Today, she traces the injuries with her fingers.
RELATED | Unsolved: The Bennett family murders
“I have a metal plate in my forehead,” she said. “I have frontal – I guess frontal lobe issues because I was hit in the head with a hammer. My skull kind of breaks right here. My jaw is shattered, which is why it’s kind – I need a facelift – I had a tracheotomy here. I have scars on my ankles, stomach, everywhere pretty much.
“I have a shattered pelvis, but I guess I healed pretty well.”
Some of those problems were fueled by the things other kids said to her.
“I was made fun of in school because my parents were killed,” she said. “I was made fun of because the hammer man or whatever you want to call it was going to come to my house and hurt everybody when I had slumber parties and stuff.
“I was made fun of for a long time.”
She was frank as she discussed her life. She has been diagnosed with bipolar disorder, post-traumatic stress disorder, and attention-deficit hyperactivity disorder. She also struggled for a decade with substance abuse problems and got into multiple scrapes with the law.
“My parents dying is the main reason I started using,” she said. “I had issues with my grandmother growing up because of my anger issues and I kind of turned to drugs.

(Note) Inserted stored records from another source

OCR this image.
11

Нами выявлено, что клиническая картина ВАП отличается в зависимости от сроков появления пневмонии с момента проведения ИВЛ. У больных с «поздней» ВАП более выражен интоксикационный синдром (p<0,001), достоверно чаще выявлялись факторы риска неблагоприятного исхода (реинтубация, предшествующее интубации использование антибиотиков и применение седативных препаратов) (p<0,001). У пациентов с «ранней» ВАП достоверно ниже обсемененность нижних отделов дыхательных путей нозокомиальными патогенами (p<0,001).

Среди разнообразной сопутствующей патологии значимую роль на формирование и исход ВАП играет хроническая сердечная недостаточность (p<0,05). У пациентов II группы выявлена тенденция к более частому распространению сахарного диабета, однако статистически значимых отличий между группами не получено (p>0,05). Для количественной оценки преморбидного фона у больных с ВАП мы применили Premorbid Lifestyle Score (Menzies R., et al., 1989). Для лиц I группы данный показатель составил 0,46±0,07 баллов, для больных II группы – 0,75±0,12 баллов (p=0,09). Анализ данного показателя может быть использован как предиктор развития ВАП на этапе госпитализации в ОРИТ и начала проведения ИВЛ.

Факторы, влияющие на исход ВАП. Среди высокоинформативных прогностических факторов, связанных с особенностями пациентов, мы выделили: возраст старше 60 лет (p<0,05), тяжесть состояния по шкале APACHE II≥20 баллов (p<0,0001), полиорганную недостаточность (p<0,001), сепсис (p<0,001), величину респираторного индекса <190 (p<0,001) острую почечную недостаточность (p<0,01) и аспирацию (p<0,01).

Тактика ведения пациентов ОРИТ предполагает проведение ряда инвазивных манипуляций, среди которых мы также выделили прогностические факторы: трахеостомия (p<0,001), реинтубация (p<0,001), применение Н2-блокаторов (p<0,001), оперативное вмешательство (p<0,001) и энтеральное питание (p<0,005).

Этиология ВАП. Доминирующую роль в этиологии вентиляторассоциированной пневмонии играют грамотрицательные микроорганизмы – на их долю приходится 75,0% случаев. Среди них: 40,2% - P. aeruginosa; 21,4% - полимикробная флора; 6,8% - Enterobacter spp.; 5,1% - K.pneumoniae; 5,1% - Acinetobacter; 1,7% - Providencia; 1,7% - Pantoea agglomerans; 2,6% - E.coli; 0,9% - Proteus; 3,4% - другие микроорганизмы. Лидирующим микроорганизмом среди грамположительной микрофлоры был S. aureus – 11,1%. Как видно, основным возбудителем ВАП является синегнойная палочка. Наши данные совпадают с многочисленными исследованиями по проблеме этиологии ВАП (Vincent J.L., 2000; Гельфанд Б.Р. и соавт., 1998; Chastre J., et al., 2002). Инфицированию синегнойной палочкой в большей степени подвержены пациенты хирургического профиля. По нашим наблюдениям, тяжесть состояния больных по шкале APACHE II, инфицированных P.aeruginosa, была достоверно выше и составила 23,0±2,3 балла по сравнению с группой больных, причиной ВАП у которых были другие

I’m not saying just because of her, but I was hurt growing up, she was hurt, and I just chose a different path of trying to make things go away.”
Then, this week, she got two phone calls – one from someone with the Aurora Police Department, another from the District Attorney’s Office. They told her a man behind bars in Nevada since August 1984, Alex Christopher Ewing, was suspected of being the attacker who altered her life and took her parents and sister from her.
“I can’t remember her name, but she said you parents’ killer had been caught,” she said. “And I didn’t – I wasn’t … like … in shock. I mean, I guess it really hasn’t hit me yet – it’s been 34 years. But I was just OK.”
She is getting help now for her mental health and substance abuse issues, and Thursday afternoon, when she was asked if she was hopeful about the future, she answered with a smile.
“I am, I am … I have big things planned,” she said.